Milano, alla fine, è quasi un quartiere rispetto a Londra o Parigi. Non passa giorno senza incontrare qualcuno che si conosce, almeno in centro. Nel mio palazzo fra vicini ci si saluta e ci si parla non solo alle riunioni di condominio, in alcuni casi ci sono amicizie di lunga data.
Dopo tutti questi anni trascorsi qui, il rapporto affettivo si è consolidato, anche se ci sono cose che mi infastidiscono nella convivenza generata dall’afflusso/concentrazione di molte persone (la gente che ti sbatte addosso perché non stacca gli occhi dal cellulare, o passa con il rosso, non dà la precedenza ai pedoni sulle strisce, urla ed è aggressiva, il caldo terrificante in agguato, l’invasività dei bar).
In compenso ci si sente liberi, di esprimersi, di fare, di vivere. Qualche anno fa un esperimento a questo proposito è stato chiarificatore: mi sono messa una parrucca azzurra e blu elettrico con i capelli lunghi, non era carnevale, ma un qualunque giorno feriale, in pieno giorno: nessuno si è girato a guardarmi, nessuno ha riso, o fatto espressioni stupite.
Ma il bello di una città è la possibilità di scegliere, di ritiagliarsi i propri spazi dove ci si sente bene, dove trovi sempre qualcosa che ti piace. Percorrere a piedi un luogo da esplorare, perdersi un po’ (perdersi davvero è difficile se ci vivi e hai senso dell’orientamento) è una delle attività necessarie per comprendere a fondo gli spazi, le persone che li abitano.

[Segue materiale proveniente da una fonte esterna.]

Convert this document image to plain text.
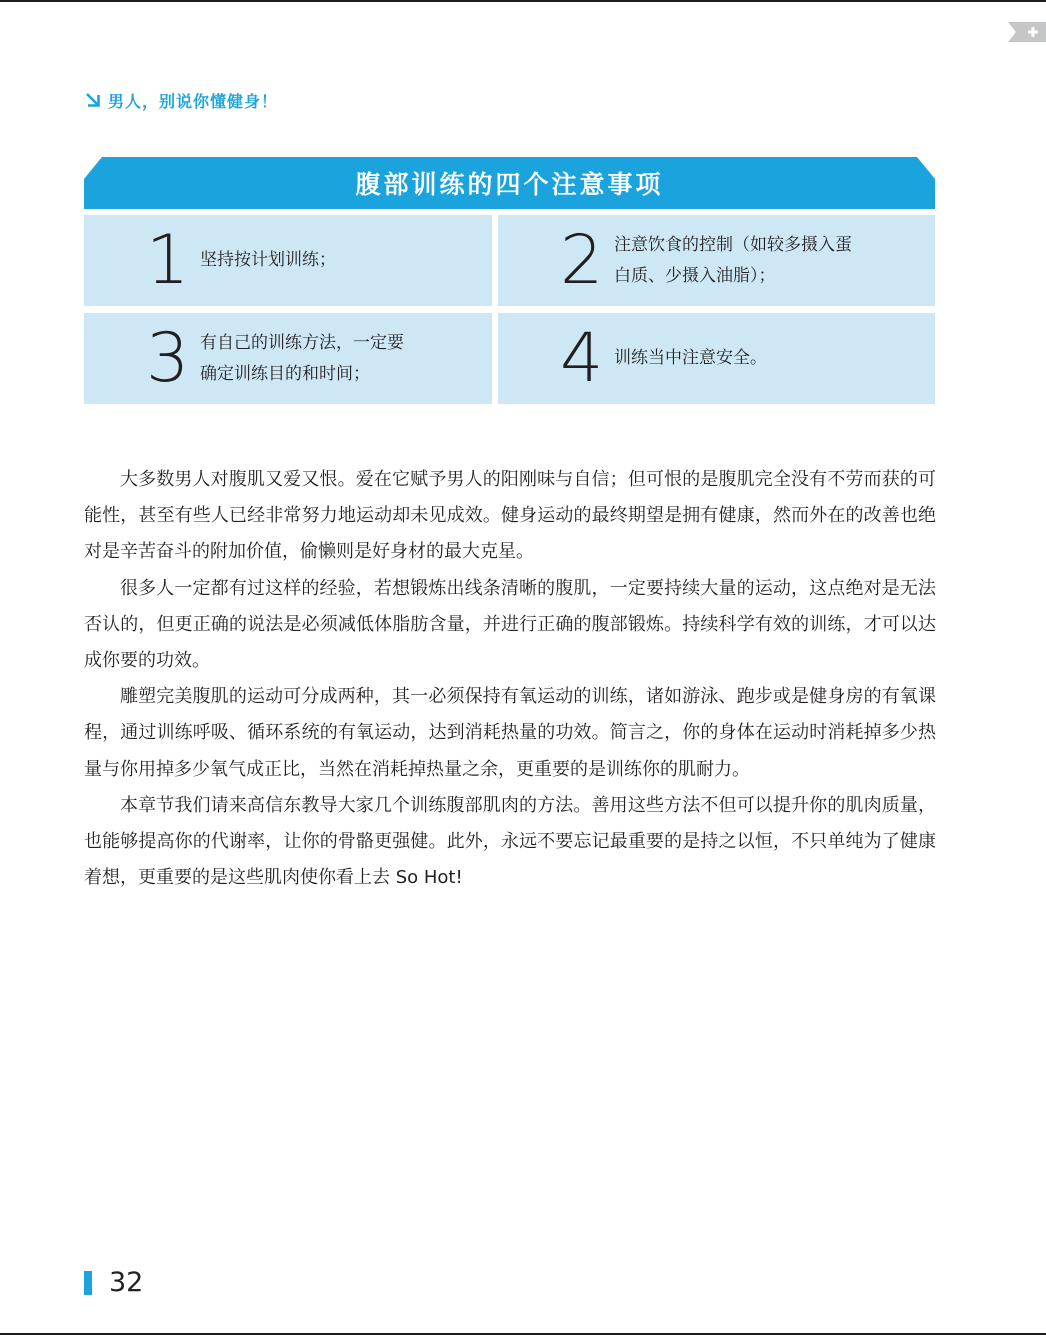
男人，别说你懂健身！
腹部训练的四个注意事项
1 坚持按计划训练；	2 注意饮食的控制（如较多摄入蛋白质、少摄入油脂）；
3 有自己的训练方法，一定要确定训练目的和时间；	4 训练当中注意安全。

大多数男人对腹肌又爱又恨。爱在它赋予男人的阳刚味与自信；但可恨的是腹肌完全没有不劳而获的可能性，甚至有些人已经非常努力地运动却未见成效。健身运动的最终期望是拥有健康，然而外在的改善也绝对是辛苦奋斗的附加价值，偷懒则是好身材的最大克星。

很多人一定都有过这样的经验，若想锻炼出线条清晰的腹肌，一定要持续大量的运动，这点绝对是无法否认的，但更正确的说法是必须减低体脂肪含量，并进行正确的腹部锻炼。持续科学有效的训练，才可以达成你要的功效。

雕塑完美腹肌的运动可分成两种，其一必须保持有氧运动的训练，诸如游泳、跑步或是健身房的有氧课程，通过训练呼吸、循环系统的有氧运动，达到消耗热量的功效。简言之，你的身体在运动时消耗掉多少热量与你用掉多少氧气成正比，当然在消耗掉热量之余，更重要的是训练你的肌耐力。

本章节我们请来高信东教导大家几个训练腹部肌肉的方法。善用这些方法不但可以提升你的肌肉质量，也能够提高你的代谢率，让你的骨骼更强健。此外，永远不要忘记最重要的是持之以恒，不只单纯为了健康着想，更重要的是这些肌肉使你看上去 So Hot!

32
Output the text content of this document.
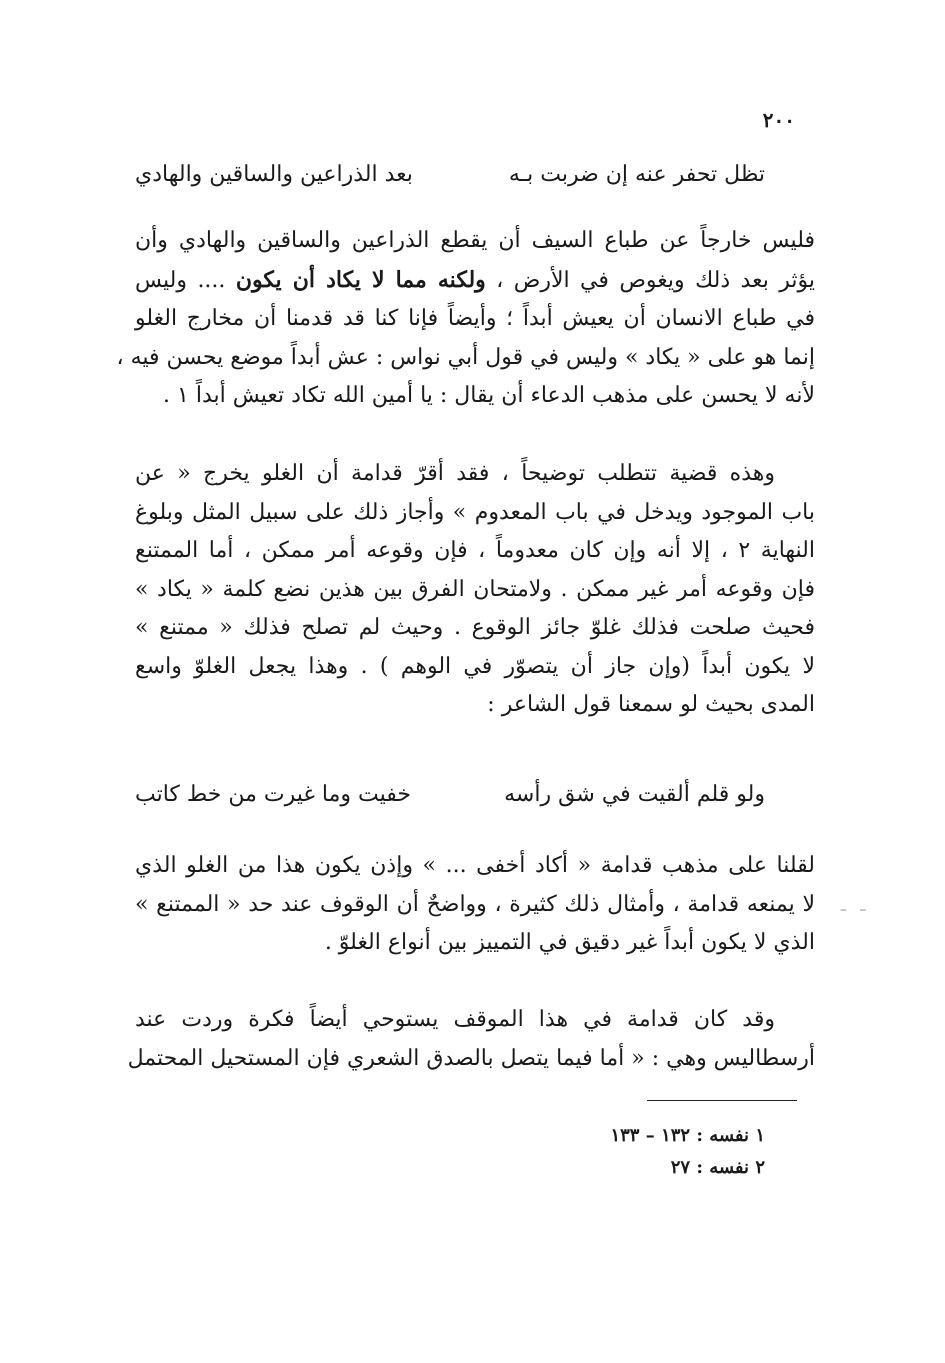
٢٠٠
تظل تحفر عنه إن ضربت بـه
بعد الذراعين والساقين والهادي
فليس خارجاً عن طباع السيف أن يقطع الذراعين والساقين والهادي وأن
يؤثر بعد ذلك ويغوص في الأرض ، ولكنه مما لا يكاد أن يكون .... وليس
في طباع الانسان أن يعيش أبداً ؛ وأيضاً فإنا كنا قد قدمنا أن مخارج الغلو
إنما هو على « يكاد » وليس في قول أبي نواس : عش أبداً موضع يحسن فيه ،
لأنه لا يحسن على مذهب الدعاء أن يقال : يا أمين الله تكاد تعيش أبداً ١ .
وهذه قضية تتطلب توضيحاً ، فقد أقرّ قدامة أن الغلو يخرج « عن
باب الموجود ويدخل في باب المعدوم » وأجاز ذلك على سبيل المثل وبلوغ
النهاية ٢ ، إلا أنه وإن كان معدوماً ، فإن وقوعه أمر ممكن ، أما الممتنع
فإن وقوعه أمر غير ممكن . ولامتحان الفرق بين هذين نضع كلمة « يكاد »
فحيث صلحت فذلك غلوّ جائز الوقوع . وحيث لم تصلح فذلك « ممتنع »
لا يكون أبداً (وإن جاز أن يتصوّر في الوهم ) . وهذا يجعل الغلوّ واسع
المدى بحيث لو سمعنا قول الشاعر :
ولو قلم ألقيت في شق رأسه
خفيت وما غيرت من خط كاتب
لقلنا على مذهب قدامة « أكاد أخفى ... » وإذن يكون هذا من الغلو الذي
لا يمنعه قدامة ، وأمثال ذلك كثيرة ، وواضحٌ أن الوقوف عند حد « الممتنع »
الذي لا يكون أبداً غير دقيق في التمييز بين أنواع الغلوّ .
وقد كان قدامة في هذا الموقف يستوحي أيضاً فكرة وردت عند
أرسطاليس وهي : « أما فيما يتصل بالصدق الشعري فإن المستحيل المحتمل
١ نفسه : ١٣٢ – ١٣٣
٢ نفسه : ٢٧
– –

Da Ovest a Est, da Sud a Nord. Con o senza macchina fotografica.
Percorrere con la mente i luoghi, con la memoria le strade e i ricordi della città, della sua evoluzione nel tempo, o con l’intenzione di fare un racconto della città osservata da punti di vista diversi, o dallo stesso punto di vista che osserva luoghi diversi.
Le parole che mi vengono in mente pensando a Milano sono: pace (interiore, perché ci sto proprio bene, soprattutto in autunno e in inverno, quando il cielo è un po’ grigio, pioviggina e tutto concorre ad aumentare la concentrazione), allegria, divertimento, stimoli, incroci. Un pasticcino rivestito di cioccolato fondente con una chiave di violino disegnata sopra. Interno di pan di spagna (pochissimo zucchero nell’impasto) con piccoli strati di crema al cioccolato che trovo solo nella mia pasticceria preferita.
Adesso piove. Piove da giorni. Una pozzanghera-lago sul lato della strada, l’acqua è fra il marrone e il grigio perché il cantiere della metropolitana è lì vicino e la terra emigra facilmente da una ruota all’altra.
Quanto tempo ha a disposizione un pedone per evitare di fare una doccia marrone-grigia? Dipende dal passo o dipende dalla velocità dell’auto che sta per arrivare. A volte non succede niente. Pericolo scampato, pericolo scampato, pericolo scampato, pericolo scampato. Pozzanghera superata.
Auto a tutta velocità. Splash. Per fortuna la zona critica è ormai alle spalle. A molti automobilisti andrebbe data la possibilità di guidare un aliscafo, così si divertirebbero a spruzzare acqua in mezzo al mare, dove di solito – tranne casi eccezionali – nessuno cammina a piedi.